Testing a function up front is just more complex than I want to try. So first, let's deal with some expressions that (hopefully) are associated with known outputs. Because of the way that he approaches his data model, PH sees everything as "an expression" and, interestingly enough, doesn't specifically deal with the "constant" case, which seems the simplest to me.

Since I'm dealing with a different data model, I'm going to introduce a new method to my TypeChecker class - tcExpr - which is responsible for attempting to determine the type of a single expression given everything it knows about the current state of the world. I'm not sure that this is going to work out in the long run - it could be too big a deviation from the overall plan - but I'm sure we can refactor back to where we need to be.

In doing this, it becomes clear that we need a return type for tcExpr. Since we're putting any errors we find in the ErrorResult object, the only real option here is the "valid" type of the expression - or null if typechecking fails. It's easy enough to create "TypeExpr", but what goes into it?

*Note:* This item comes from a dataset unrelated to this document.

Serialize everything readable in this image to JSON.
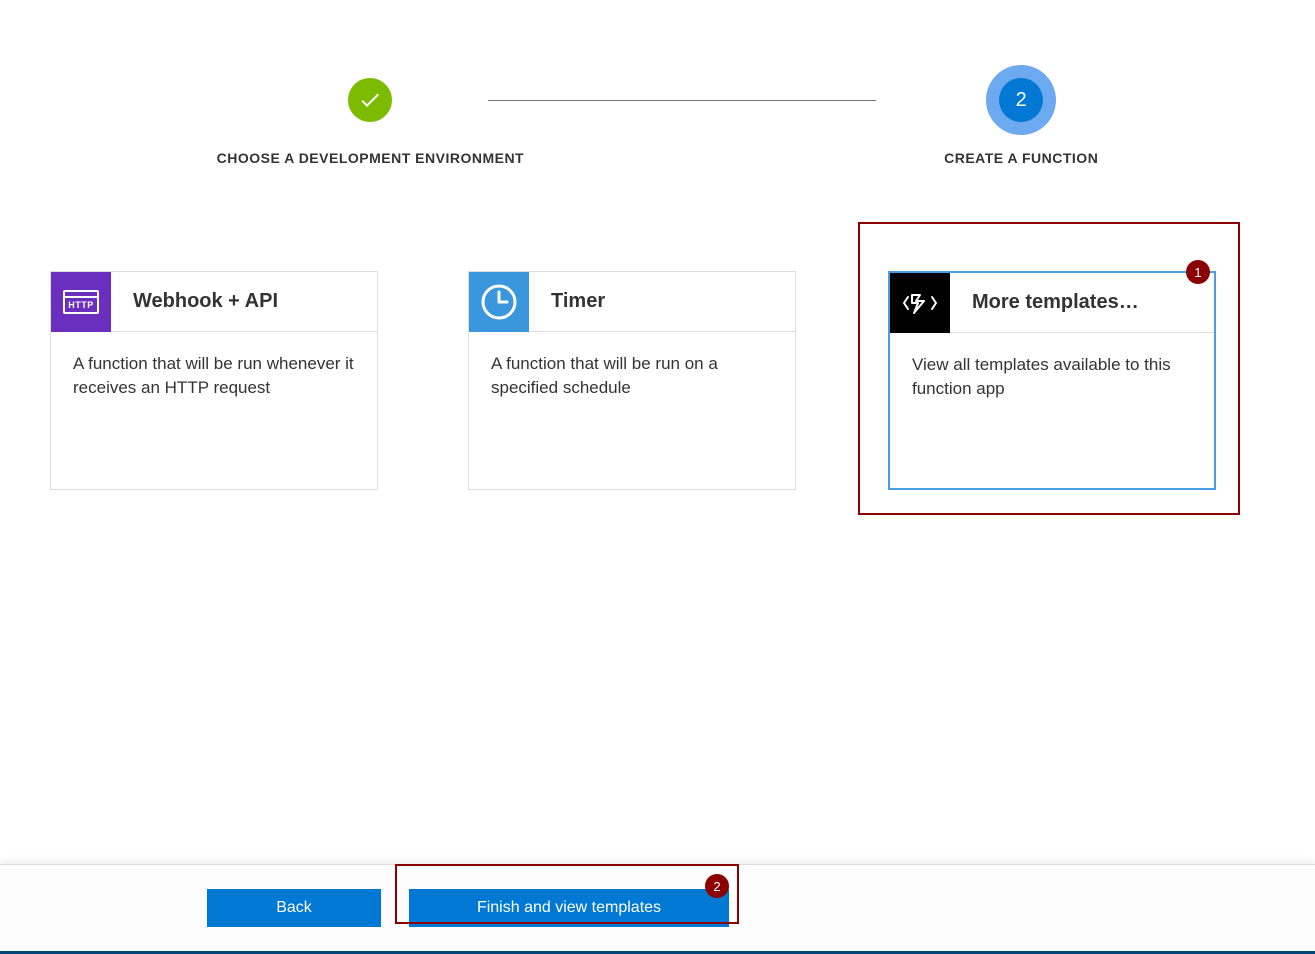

PH discusses his representation of type expressions in PH9.2 and it seems easy enough to copy his definition and map it over into Java. Basically, what he suggests is keeping track of types in much the way they are usually represented: a type "name" and a list of "type expression" arguments - for those types that need arguments. There are then a couple of special types (which seem more common because of the presentation) for handling functions and tuples. We will represent these by the types -> and () to avoid clashing with any "normal" names; a type such as "Cons" would need one argument - the type of its head element.

There is also the option to typecheck something to just be a "type variable". Since this is a completely different beast, we will use two different classes and have the tcExpr method return Object. We can then wire up our typechecker to just directly say that any expression which has a numeric constant returns Number and voila! We're done. (See testWeCanTypecheckANumber).

Handling a Function

Because I'm not really sure what I'm doing, I'm next going to skip to the simplest function case I can think of - which corresponds to attempting to typecheck a lambda expression (PH9.7.4). This appears to ease me into doing a lot of the more complex things without getting in too deep too quickly.

This requires us to understand type schemes, which were introduced in PH9.5 (q.v. and my interpretation). I'm now going to go ahead and created the appropriate classes for TypeScheme and TypeVar in line with my understanding from that section.

We can create a type scheme, but in order to do that, we need the VariableFactory alluded to in UPH. This is just a simple bean counter that can issue unique new TypeVar objects.

OK, whoa there! In defining this next test, I realize I want to use and typecheck HSIE formed expressions, not the parse form. So, what I previously wrote as a test case won't work. OK, I'll have to pull that back and rewrite it. In the meantime, let's press on.

So, I created a new simple function in the HSIETestData set. It takes one parameter - needed to obtain a LAMBDA expression - and returns the number 1 as a result. It should have the type A->Number where "A" here represents a type variable. The factory is actually issuing things that print tv_1, but that looks ugly, so I'm going with something better here.

Another wrinkle that promptly emerges is that PH folds all his lambdas to look like (λx.(λy.(λz.E(x,y,z))). Since we have direct functions of multiple arguments, I am going to simply do "all of these" at once.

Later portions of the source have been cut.